Monday, June 4, 2018

5 Reasons Why You've Chosen the Wrong Passwords (And Need to Change Them Pronto)

You have loads of passwords and are fairly happy they are good enough to keep your personal data safe. Still, a tiny part of you has reservations. You wonder whether you could have made better choices. Then again, who would want to steal your information, anyway? It's not as though you're a prime target, or so you imagine. Maybe it's time to think again. Everyday people lose valuable information to hackers. Here are five reasons your passwords are not as foolproof as you think.

Your password's the name of your pet

Come on, really? Everyone knows it's a bad idea to select your pet's name as a password, or do they? In truth, you're not alone. Plenty of people consider "Mr Fluffy" or whatever else they call their dog, cat, or gerbil an ideal password. After all, no one dodgy will figure it out.

Hang on a minute, though, do you call "Mr Fluffy" in from the garden sometimes or post Tweets about his antics? Enough said.

You chose 123456

Number sequences, especially those that start with one, are easily guessed. A few tries and most hackers with a brain will be able to retrieve your data. People often choose numbers because they are easy to remember. Unsurprisingly, they are also easy to uncover.

Avoid your birthdate too, or the birthday of your spouse or parents, as such data is simple to discover. Also steer clear of dates of other special events like when you purchased your home or got married.

Your password is password

"Password," "apassword4u," or anything remotely similar is a poor quality choice.
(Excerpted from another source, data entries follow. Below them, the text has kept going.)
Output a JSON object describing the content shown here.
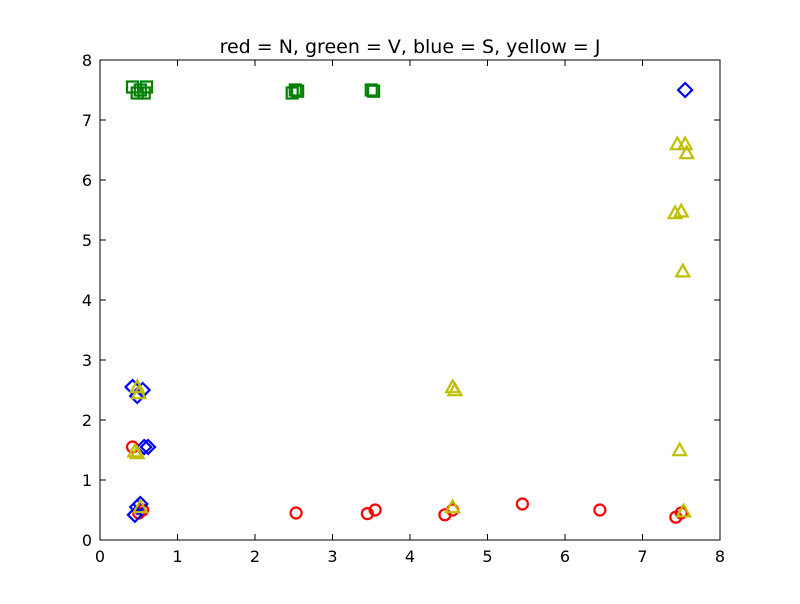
{
  "chart_data": {
    "type": "scatter",
    "title": "red = N, green = V, blue = S, yellow = J",
    "xlabel": "",
    "ylabel": "",
    "xlim": [
      0,
      8
    ],
    "ylim": [
      0,
      8
    ],
    "xticks": [
      "0",
      "1",
      "2",
      "3",
      "4",
      "5",
      "6",
      "7",
      "8"
    ],
    "yticks": [
      "0",
      "1",
      "2",
      "3",
      "4",
      "5",
      "6",
      "7",
      "8"
    ],
    "grid": false,
    "series": [
      {
        "color": "#ff0000",
        "marker": "circle",
        "points": [
          [
            0.42,
            1.55
          ],
          [
            0.5,
            0.45
          ],
          [
            0.55,
            0.5
          ],
          [
            2.53,
            0.45
          ],
          [
            3.45,
            0.44
          ],
          [
            3.55,
            0.5
          ],
          [
            4.45,
            0.42
          ],
          [
            4.55,
            0.5
          ],
          [
            5.45,
            0.6
          ],
          [
            6.45,
            0.5
          ],
          [
            7.43,
            0.38
          ],
          [
            7.5,
            0.45
          ]
        ]
      },
      {
        "color": "#008000",
        "marker": "square",
        "points": [
          [
            0.42,
            7.55
          ],
          [
            0.48,
            7.45
          ],
          [
            0.52,
            7.5
          ],
          [
            0.57,
            7.45
          ],
          [
            0.6,
            7.55
          ],
          [
            2.48,
            7.45
          ],
          [
            2.52,
            7.5
          ],
          [
            2.55,
            7.48
          ],
          [
            3.5,
            7.5
          ],
          [
            3.53,
            7.48
          ]
        ]
      },
      {
        "color": "#0000ff",
        "marker": "diamond",
        "points": [
          [
            0.42,
            2.55
          ],
          [
            0.48,
            2.4
          ],
          [
            0.55,
            2.5
          ],
          [
            0.57,
            1.55
          ],
          [
            0.62,
            1.55
          ],
          [
            0.45,
            0.42
          ],
          [
            0.48,
            0.55
          ],
          [
            0.52,
            0.6
          ],
          [
            7.55,
            7.5
          ]
        ]
      },
      {
        "color": "#bfbf00",
        "marker": "triangle",
        "points": [
          [
            0.45,
            1.48
          ],
          [
            0.48,
            2.55
          ],
          [
            0.5,
            2.45
          ],
          [
            0.48,
            1.45
          ],
          [
            0.52,
            0.55
          ],
          [
            4.55,
            2.55
          ],
          [
            4.58,
            2.5
          ],
          [
            4.55,
            0.55
          ],
          [
            7.45,
            6.6
          ],
          [
            7.55,
            6.6
          ],
          [
            7.57,
            6.45
          ],
          [
            7.42,
            5.45
          ],
          [
            7.5,
            5.48
          ],
          [
            7.52,
            4.48
          ],
          [
            7.48,
            1.5
          ],
          [
            7.53,
            0.48
          ]
        ]
      }
    ]
  }
}
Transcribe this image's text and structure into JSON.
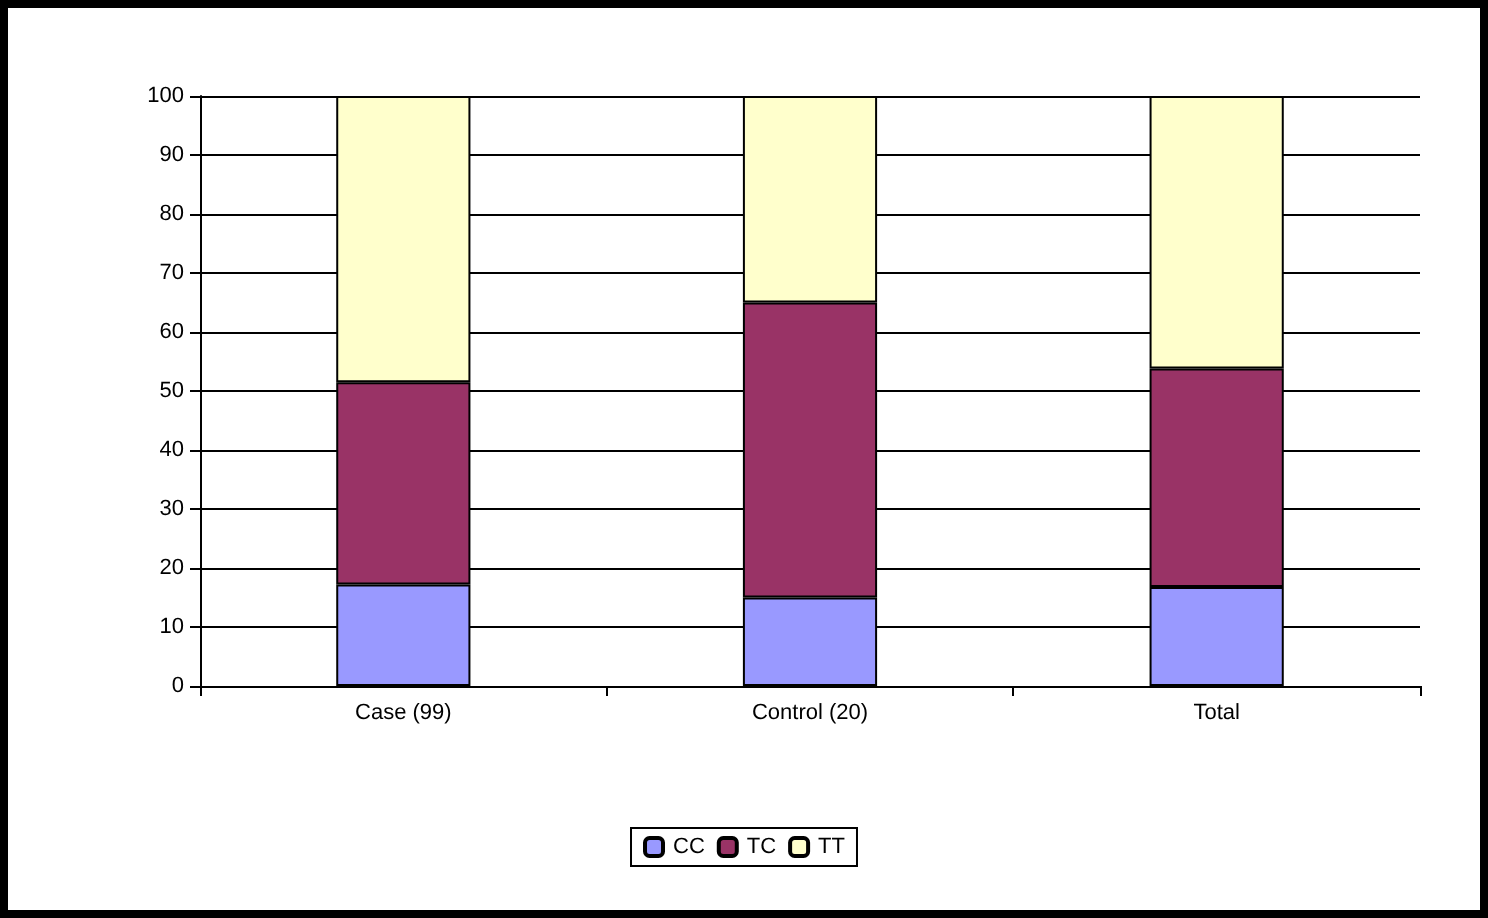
{
  "chart_data": {
    "type": "bar",
    "stacked": true,
    "categories": [
      "Case (99)",
      "Control (20)",
      "Total"
    ],
    "series": [
      {
        "name": "CC",
        "color": "#9999ff",
        "values": [
          17.2,
          15,
          16.8
        ]
      },
      {
        "name": "TC",
        "color": "#993366",
        "values": [
          34.3,
          50,
          37
        ]
      },
      {
        "name": "TT",
        "color": "#ffffcc",
        "values": [
          48.5,
          35,
          46.2
        ]
      }
    ],
    "ylim": [
      0,
      100
    ],
    "yticks": [
      0,
      10,
      20,
      30,
      40,
      50,
      60,
      70,
      80,
      90,
      100
    ],
    "grid": "y",
    "legend": "bottom"
  }
}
You might as well use "grabmydata" if you're prepared to give up your privacy so easily. Lots of people make the same mistake and think they are clever. 

Oh, and "drowssap"--see what was done there?--although an improvement is almost as bad. What about adding "abc" to "123?" Is that helpful? Yes, but only for hackers.

Your password's full of sunshine

Don't you just love the sun? Plus, you've got a sunny disposition, so it makes sense to use the word sunshine as part of your password. Just typing it makes you feel good. You'll be upset, however, when hackers cotton on to your not so secret word. You see, sunshine is so popular it's always worth a try when you're a computer hacker making an educated guess.

You think "letmein" is a good idea

"Trustme," "letmein," and "mysafeword" are highly guessable passwords. Even if you add a digit, hackers will not find getting into your data a challenge. Any word relating to safety or data or safety and data is not a great choice.

Millions of passwords are hacked every day. If you don't want yours to be among them, take note of the tips mentioned. Select a unique sequence of letters, words, or characters, something no one else will guess, and keep your data safe.